サンフレッチェ広島一筋にプレーしてきた、森﨑和幸選手が今季限りで
引退すると発表されたのです。

サンフレッチェの優勝など、数々の栄光を支えてきた選手が、
また一人ピッチから去っていきます。

筆者は、個人的に以前からこの森﨑和幸選手に注目していました。
なぜならば、彼は「慢性疲労症候群」という特殊な病気に襲われていたからです。

筆者自身も、自分が慢性疲労症候群なのではないかと苦しんでいた時期がありました。

それで、いろいろ調べると、この森﨑和幸選手も同じ病で苦しんでいたことを知りました。

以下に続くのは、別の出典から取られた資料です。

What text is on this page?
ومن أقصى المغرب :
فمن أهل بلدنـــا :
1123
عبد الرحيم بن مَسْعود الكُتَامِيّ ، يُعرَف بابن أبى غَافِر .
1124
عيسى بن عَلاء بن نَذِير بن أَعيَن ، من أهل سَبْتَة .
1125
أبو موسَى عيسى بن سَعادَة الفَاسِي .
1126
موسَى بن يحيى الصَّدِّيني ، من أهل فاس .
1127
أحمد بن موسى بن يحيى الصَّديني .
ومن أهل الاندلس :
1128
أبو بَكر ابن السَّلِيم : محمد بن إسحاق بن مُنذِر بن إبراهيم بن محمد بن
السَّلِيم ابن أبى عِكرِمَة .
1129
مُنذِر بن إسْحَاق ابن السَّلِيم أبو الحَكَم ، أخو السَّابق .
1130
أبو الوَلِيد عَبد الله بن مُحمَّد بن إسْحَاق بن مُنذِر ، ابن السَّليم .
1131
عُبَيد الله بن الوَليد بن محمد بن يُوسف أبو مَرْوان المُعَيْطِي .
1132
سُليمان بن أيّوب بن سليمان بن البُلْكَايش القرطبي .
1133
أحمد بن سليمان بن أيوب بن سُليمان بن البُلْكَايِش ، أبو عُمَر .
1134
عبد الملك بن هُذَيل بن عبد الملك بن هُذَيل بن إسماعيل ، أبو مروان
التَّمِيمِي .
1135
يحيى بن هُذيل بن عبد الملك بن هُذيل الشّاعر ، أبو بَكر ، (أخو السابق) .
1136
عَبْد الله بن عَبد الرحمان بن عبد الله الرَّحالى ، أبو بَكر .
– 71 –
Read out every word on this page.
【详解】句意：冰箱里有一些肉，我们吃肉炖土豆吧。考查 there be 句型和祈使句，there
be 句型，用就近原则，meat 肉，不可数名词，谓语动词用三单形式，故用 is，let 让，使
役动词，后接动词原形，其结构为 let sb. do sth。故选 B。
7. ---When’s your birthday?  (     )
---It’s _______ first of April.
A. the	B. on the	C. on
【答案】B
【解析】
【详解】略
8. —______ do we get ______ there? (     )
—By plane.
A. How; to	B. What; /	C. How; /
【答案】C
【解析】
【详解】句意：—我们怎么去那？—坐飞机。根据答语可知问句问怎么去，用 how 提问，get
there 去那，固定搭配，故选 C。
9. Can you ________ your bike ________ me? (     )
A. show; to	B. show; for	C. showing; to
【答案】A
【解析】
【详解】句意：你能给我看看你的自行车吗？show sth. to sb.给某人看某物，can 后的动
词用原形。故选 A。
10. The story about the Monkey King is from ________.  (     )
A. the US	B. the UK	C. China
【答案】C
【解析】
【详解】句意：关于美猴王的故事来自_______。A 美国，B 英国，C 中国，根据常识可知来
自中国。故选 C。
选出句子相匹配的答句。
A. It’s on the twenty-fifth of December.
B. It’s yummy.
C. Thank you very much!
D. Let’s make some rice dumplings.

彼は、どのようにこの病気と戦い、克服してきたのでしょうか。

これまでの経歴とともに、再び調べ直してみました。

(アイキャッチ画像はhttps://web.gekisaka.jp/news/detail/?265284-265284-flより引用)

森﨑和幸選手の経歴

森﨑選手は広島県広島市安芸区矢野出身。

矢野小学校の二年生からサッカーを始め、
矢野中学校からはサンフレッチェ広島ユースへ入団しました。

その後、見事サンフレッチェ広島のトップチームに昇格し、プロ選手として
歩みをはじめました。

主にボランチとして活躍し、2012年、2013年、2015年にはJ1リーグで優勝を
経験しています。

こうして見ると、エリートコースを歩んで、数々の栄光を経験してきた
花形選手に思えますが、この中には人知れず和幸選手を苦しめてきた
病とともに歩んできた経歴も含まれているのです。

 

度重なる慢性疲労症候群との戦い

慢性疲労症候群(CFS)とは一体どのような病気なのでしょうか。
下に一部引用します。

患者が訴える主な症状は、身体及び思考力両方の激しい疲労と、それに伴い、日常生活が著しく阻害されることである。

長期間の疲労感の他に次の症状等を呈することがある。

微熱 ・咽頭痛 ・頸部あるいはリンパ節の腫張・原因不明の筋力低下
羞明 ・思考力の低下・関節障害 ・睡眠障害

原因不明の疾患で、通常、血液検査等も含む全身の検査を受けても他の病気が見つからず、精神疾患も当たらない場合に初めて疑われる(除外診断)病気である。……詳細に検査をすると神経系、免疫系、内分泌系などに異常が認められる場合もある。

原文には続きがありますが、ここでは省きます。